Source: Rock Merch Universe
Last week, writing in the Cleantech Blog, Richard Steubi asked if "In the wake of the BP oil spill in the Gulf, is this time different? Will the U.S. finally be able to change its stance on petroleum? Will the petroleum industry itself be irrevocably altered?" (See The Petroleum Industry: Past the Tipping Point?, July 5th)
He proceeded to answer the question with a resounding no, laying the blame on "ineffective posturing and inane bickering in Washington", which he concludes is driven by the vast amounts of cash that the petroleum industry is willing to spend to defend the status quo.
[Any discussion of U.S. energy policy has to include current efforts to craft some kind of climate bill - any kind of climate bill. Pew Center's Eileen Claussen for one seems to have accepted that the best that can now be achieved is a bill that caps only utility emissions.]
Steubi's skepticism leads him to look for change as a result of energy prices and from their he begins to riff off of Jeff Rubin's arguments, that in a world of Peak Oil its only a matter of time before oil prices are back in the triple digits. With the return of $150 plus oil, Rubin sees the need for a re-engineering of the global economy, driven not by policy makers in Washington (where they can't) or Ottawa (where they won't) or elsewhere, but by the micro-economic decisions that businesses and consumers will have to make to allow them to adjust to the market for declining supply.

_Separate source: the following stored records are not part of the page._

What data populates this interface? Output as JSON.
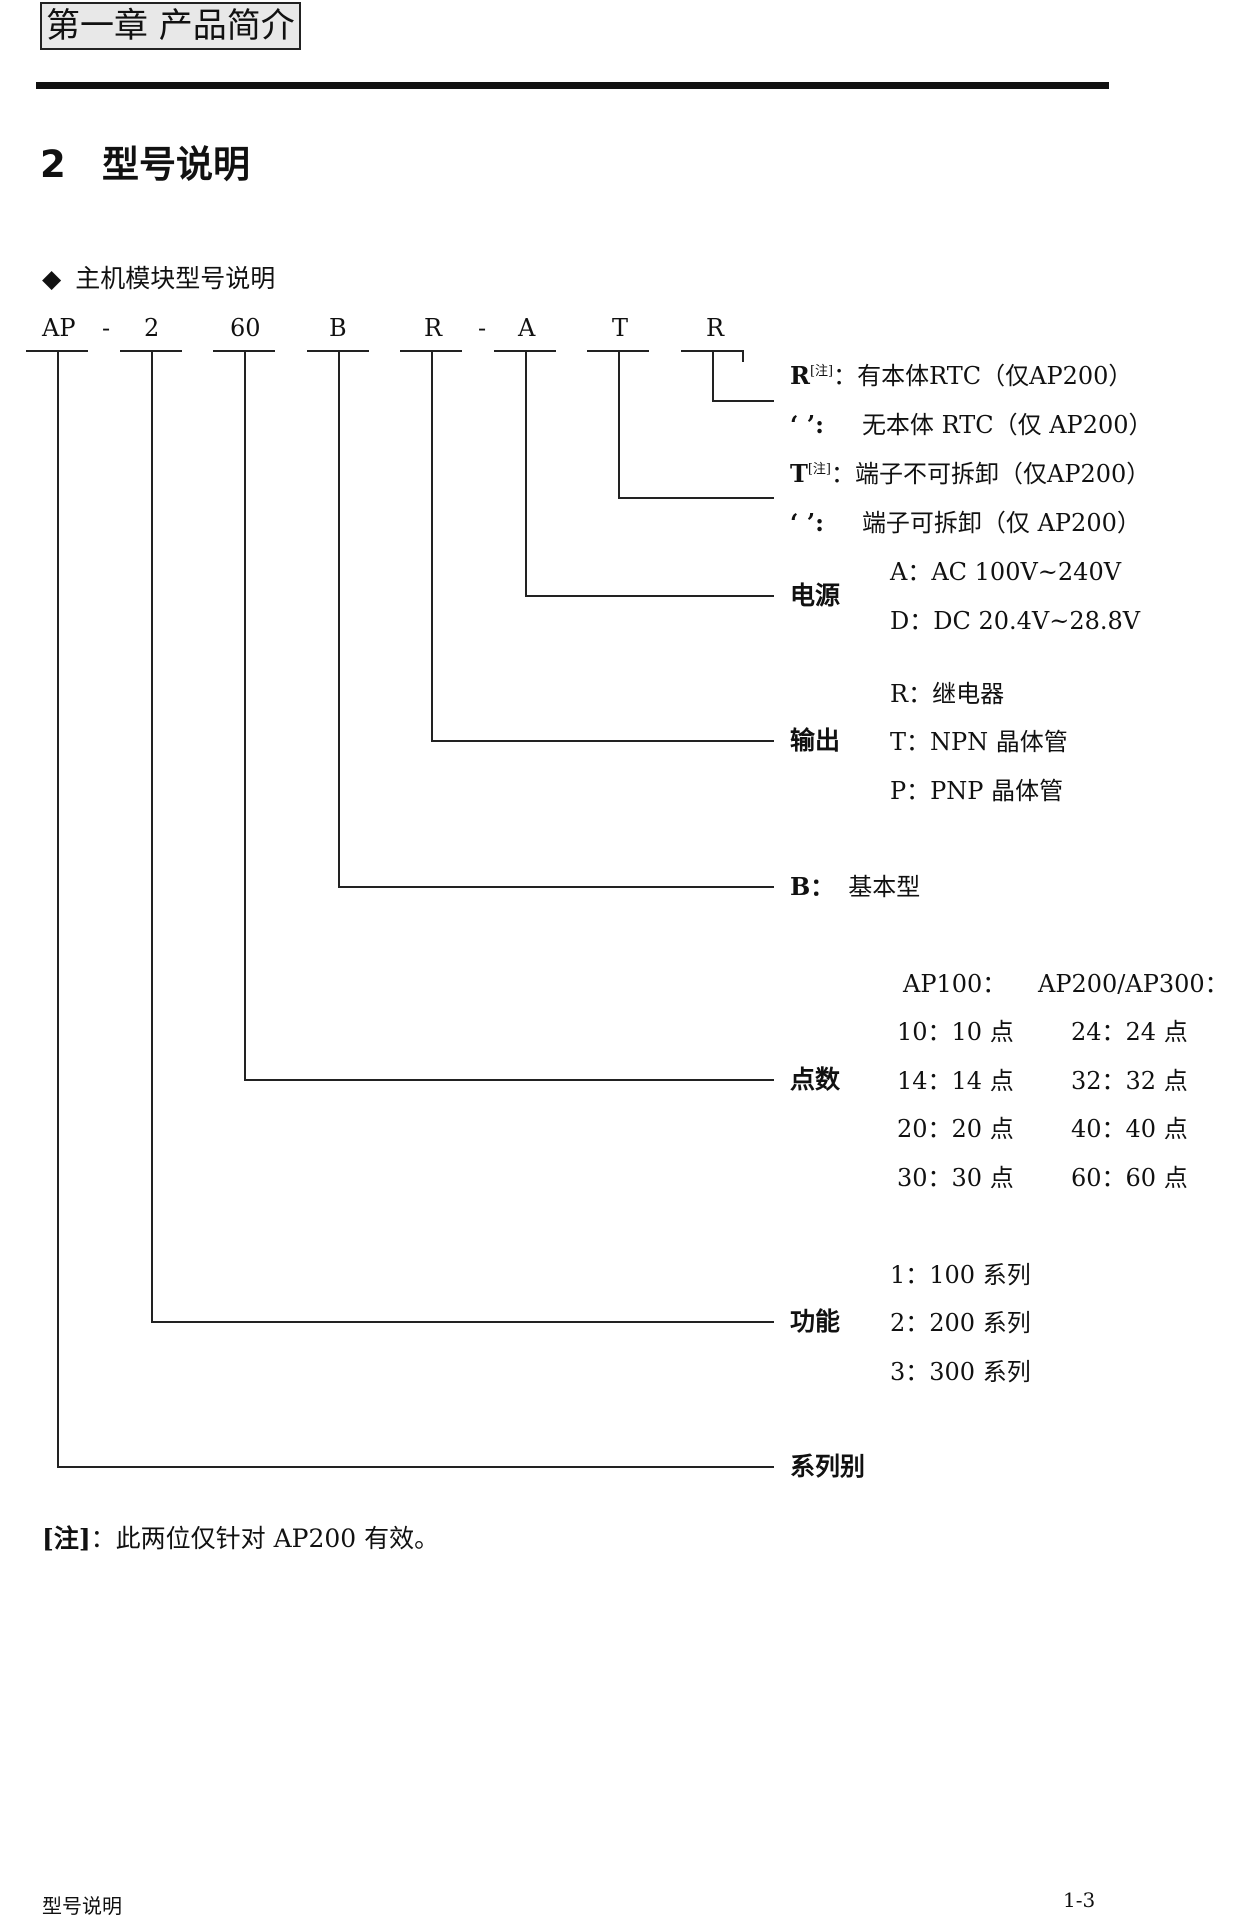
{
  "header": {
    "chapter": "第一章 产品简介"
  },
  "section": {
    "number": "2",
    "title": "型号说明"
  },
  "subsection": {
    "bullet": "◆",
    "title": "主机模块型号说明"
  },
  "model_code": {
    "segments": [
      "AP",
      "2",
      "60",
      "B",
      "R",
      "A",
      "T",
      "R"
    ],
    "separators": [
      "-",
      "-"
    ]
  },
  "legend": {
    "rtc": {
      "r_label": "R",
      "r_note": "[注]",
      "r_text": "：有本体RTC（仅AP200）",
      "blank_label": "‘ ’:",
      "blank_text": "无本体 RTC（仅 AP200）"
    },
    "terminal": {
      "t_label": "T",
      "t_note": "[注]",
      "t_text": "：端子不可拆卸（仅AP200）",
      "blank_label": "‘ ’:",
      "blank_text": "端子可拆卸（仅 AP200）"
    },
    "power": {
      "label": "电源",
      "options": [
        "A：AC 100V~240V",
        "D：DC 20.4V~28.8V"
      ]
    },
    "output": {
      "label": "输出",
      "options": [
        "R：继电器",
        "T：NPN 晶体管",
        "P：PNP 晶体管"
      ]
    },
    "type": {
      "label": "B：",
      "text": "基本型"
    },
    "points": {
      "label": "点数",
      "col1_header": "AP100：",
      "col2_header": "AP200/AP300：",
      "col1": [
        "10：10 点",
        "14：14 点",
        "20：20 点",
        "30：30 点"
      ],
      "col2": [
        "24：24 点",
        "32：32 点",
        "40：40 点",
        "60：60 点"
      ]
    },
    "function": {
      "label": "功能",
      "options": [
        "1：100 系列",
        "2：200 系列",
        "3：300 系列"
      ]
    },
    "series": {
      "label": "系列别"
    }
  },
  "note": {
    "label": "[注]",
    "text": "：此两位仅针对 AP200 有效。"
  },
  "footer": {
    "left": "型号说明",
    "right": "1-3"
  }
}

Both Steubi and Rubin see a silver lining in the coming of Peak Oil -and the high energy prices that would accompany Peak Oil. A silver lining based on their view of a more sustainable global economy, including:
- Reversal of the globalization of manufacturing, bringing manufacturing jobs back to North America and Europe;
- Emergence of local economies, including more farmers markets (???); and
- Greater investment in national infrastructure, particularly public transportation infrastructure.
Jeff Rubin develops this theme in his book, Why Your World is About to Get a Whole Lot Smaller: Oil and the End of Globalization. And since I have not yet read it, I have to temper my comments. However, a couple of thoughts do jump out at me.
First, while I can see how a partial retrenching of globalization away from the current energy-intensive model may make for a more robust world (i.e. more resilient to spiking oil prices, reduced trade imbalances, particularly between the U.S. and China), any judgment of greater sustainability may only be from the point of view of the western economies. A significant loss of manufacturing might not look like a sustainable path to China.
Second, how much manufacturing would really come back in the face of increased energy prices. With dramatically lower labor costs available in China and other Asian economies such as India, Bangladesh, Burma, etc. it might take a very large energy price differential to lead to repatriation of manufacturing jobs.
Finally, while their arguments sound kind of plausible if you say it all fast, the transition costs to a less globalized economy could be devastating - trillions of dollars have been spent over the past few decades in China alone to build up the manufacturing capability they currently enjoy. That would not be easily reversed.
So cycling back to Steubi's original question(s) about the effect of the BP Deepwater Horizon disaster on the petroleum industry, I would have to suggest that yes, the industry will undoubtedly be affected. I would expect to see significant changes in operating practices and in the risks drillers are willing and/or able to take on. However, in the face of reduced potential supply and higher costs, the real question should be whether our society, in which the petroleum industry exists, can change.
Will we be capable of developing the alternative energy infrastructure, be it efficiency, renewables, nuclear, etc. that would allow us to meet the challenge of significantly higher oil prices when they come. If we are unable to anticipate change, then I think we will pay a high price. Unprepared, we would enter a very painful transition period on the way to Rubin's sustainability nirvana.
I don't disagree that we could find nirvana - but I don't think we can sit back and wait for higher oil prices to take us there. As a result, I think I am a lot less sanguine about the current inability of Washington, Ottawa, etc. to lead the energy policy changes that will be required.